Examples such as these abound in Scripture.  David was forced to flee from the king he had faithfully served, but his band of mighty men stood by his side all through the years (2 Samuel 23 8-38).  Hezekiah was fearful of the Assyrians and their threats, broken at the blasphemous words in a letter he received from them, but the Lord used Isaiah to strengthen him (2 Kings 19:6-7, 20-34). When Barnabas was sent to Antioch to encourage the church, he went to tarsus to look for Paul and bring him along to help in his work (Acts 11:22-26).            When Paul came to minister in the city of Troas, he said that he “had no rest for my spirit,” since he did not have his fellow worker Titus with him (2 Corinthians 2:12-13).  The list goes on and on.

What all of these examples illustrate is that sometimes we are given tasks by God that we cannot accomplish on our own, and other times we have such heavy burdens that weigh us down and hinder us from serving as we ought to.  Yet the Lord raised up other Godly men to assist those in these situations.  We are not to be “Lone Ranger Christians,” but we are to serve alongside one another, encourage one another, and pray for one another.

We may not all be in a position of prominence or receive the praise for what is accomplished.  Aaron and Hur didn’t.  But then again, human praise is not our ultimate goal.  Three of David’s friends risked their lives to bless their friend, a feat they did secretly (2 Samuel 23).   Our ultimate goal is the spread of the Gospel of Christ, and as long as it is going forth, it should not matter who is recognized by others for heading up a ministry, for getting people together, whatever the case may be.

All of us have God-given tasks and callings, and all of us have heavy burdens, and we all need one another to help us continue to run this race to the glory of God.  If we see a brother or sister struggling with the responsibility the Lord has given them in the Church, we are called to go to them and help them however we can.  It may simply be a prayer and encouraging word like Isaiah did for Hezekiah, or it may be “holding up hands” so to speak like Aaron and Hur.  Prayer is a powerful thing, and so often we neglect this great privilege we are given.
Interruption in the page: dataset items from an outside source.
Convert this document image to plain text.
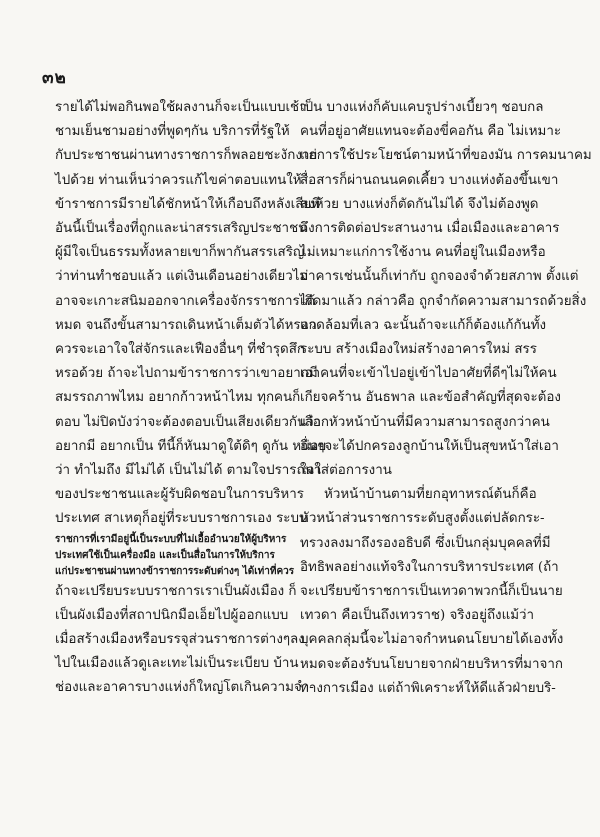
๓๒
รายได้ไม่พอกินพอใช้ผลงานก็จะเป็นแบบเช้า
ชามเย็นชามอย่างที่พูดๆกัน บริการที่รัฐให้
กับประชาชนผ่านทางราชการก็พลอยชะงักงาย
ไปด้วย ท่านเห็นว่าควรแก้ไขค่าตอบแทนให้
ข้าราชการมีรายได้ชักหน้าให้เกือบถึงหลังเสียที
อันนี้เป็นเรื่องที่ถูกและน่าสรรเสริญประชาชน
ผู้มีใจเป็นธรรมทั้งหลายเขาก็พากันสรรเสริญ
ว่าท่านทำชอบแล้ว แต่เงินเดือนอย่างเดียวไม่
อาจจะเกาะสนิมออกจากเครื่องจักรราชการได้
หมด จนถึงขั้นสามารถเดินหน้าเต็มตัวได้หรอก
ควรจะเอาใจใส่จักรและเฟืองอื่นๆ ที่ชำรุดสึก
หรอด้วย ถ้าจะไปถามข้าราชการว่าเขาอยากมี
สมรรถภาพไหม อยากก้าวหน้าไหม ทุกคนก็
ตอบ ไม่ปิดบังว่าจะต้องตอบเป็นเสียงเดียวกันว่า
อยากมี อยากเป็น ทีนี้ก็หันมาดูใต้ดิๆ ดูกัน หน่อย
ว่า ทำไมถึง มีไม่ได้ เป็นไม่ได้ ตามใจปรารถนา
ของประชาชนและผู้รับผิดชอบในการบริหาร
ประเทศ สาเหตุก็อยู่ที่ระบบราชการเอง ระบบ
ราชการที่เรามีอยู่นี้เป็นระบบที่ไม่เอื้ออำนวยให้ผู้บริหาร
ประเทศใช้เป็นเครื่องมือ และเป็นสื่อในการให้บริการ
แก่ประชาชนผ่านทางข้าราชการระดับต่างๆ ได้เท่าที่ควร
ถ้าจะเปรียบระบบราชการเราเป็นผังเมือง ก็
เป็นผังเมืองที่สถาปนิกมือเอ็ยไปผู้ออกแบบ
เมื่อสร้างเมืองหรือบรรจุส่วนราชการต่างๆลง
ไปในเมืองแล้วดูเละเทะไม่เป็นระเบียบ บ้าน
ช่องและอาคารบางแห่งก็ใหญ่โตเกินความจำ-
เป็น บางแห่งก็คับแคบรูปร่างเบี้ยวๆ ชอบกล
คนที่อยู่อาศัยแทนจะต้องขี่คอกัน คือ ไม่เหมาะ
แก่การใช้ประโยชน์ตามหน้าที่ของมัน การคมนาคม
สื่อสารก็ผ่านถนนคดเคี้ยว บางแห่งต้องขึ้นเขา
ลงห้วย บางแห่งก็ตัดกันไม่ได้ จึงไม่ต้องพูด
ถึงการติดต่อประสานงาน เมื่อเมืองและอาคาร
ไม่เหมาะแก่การใช้งาน คนที่อยู่ในเมืองหรือ
อาคารเช่นนั้นก็เท่ากับ ถูกจองจำด้วยสภาพ ตั้งแต่
เกิดมาแล้ว กล่าวคือ ถูกจำกัดความสามารถด้วยสิ่ง
แวดล้อมที่เลว ฉะนั้นถ้าจะแก้ก็ต้องแก้กันทั้ง
ระบบ สร้างเมืองใหม่สร้างอาคารใหม่ สรร
เอาคนที่จะเข้าไปอยู่เข้าไปอาศัยที่ดีๆไม่ให้คน
เกียจคร้าน อันธพาล และข้อสำคัญที่สุดจะต้อง
เลือกหัวหน้าบ้านที่มีความสามารถสูงกว่าคน
อื่นๆจะได้ปกครองลูกบ้านให้เป็นสุขหน้าใส่เอา
ใจใส่ต่อการงาน
หัวหน้าบ้านตามที่ยกอุทาหรณ์ต้นก็คือ
หัวหน้าส่วนราชการระดับสูงตั้งแต่ปลัดกระ-
ทรวงลงมาถึงรองอธิบดี ซึ่งเป็นกลุ่มบุคคลที่มี
อิทธิพลอย่างแท้จริงในการบริหารประเทศ (ถ้า
จะเปรียบข้าราชการเป็นเทวดาพวกนี้ก็เป็นนาย
เทวดา คือเป็นถึงเทวราช) จริงอยู่ถึงแม้ว่า
บุคคลกลุ่มนี้จะไม่อาจกำหนดนโยบายได้เองทั้ง
หมดจะต้องรับนโยบายจากฝ่ายบริหารที่มาจาก
ทางการเมือง แต่ถ้าพิเคราะห์ให้ดีแล้วฝ่ายบริ-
The corollary to this idea is that when we know we are being weighed down by responsibilities and heavy burdens, we need to have humility to listen to Godly council and seek help from other Christian brothers and sisters like Moses did.  We can do nothing apart from Christ, but the Lord has also called us to encourage and edify one another (John 15:5; Hebrews 10:24).  God has given us siblings in the faith for a reason.

So as we go through this life, let us look around for those whom we can share our burdens with and for those we can lift up and encourage.  Let us lift up the heavy hands.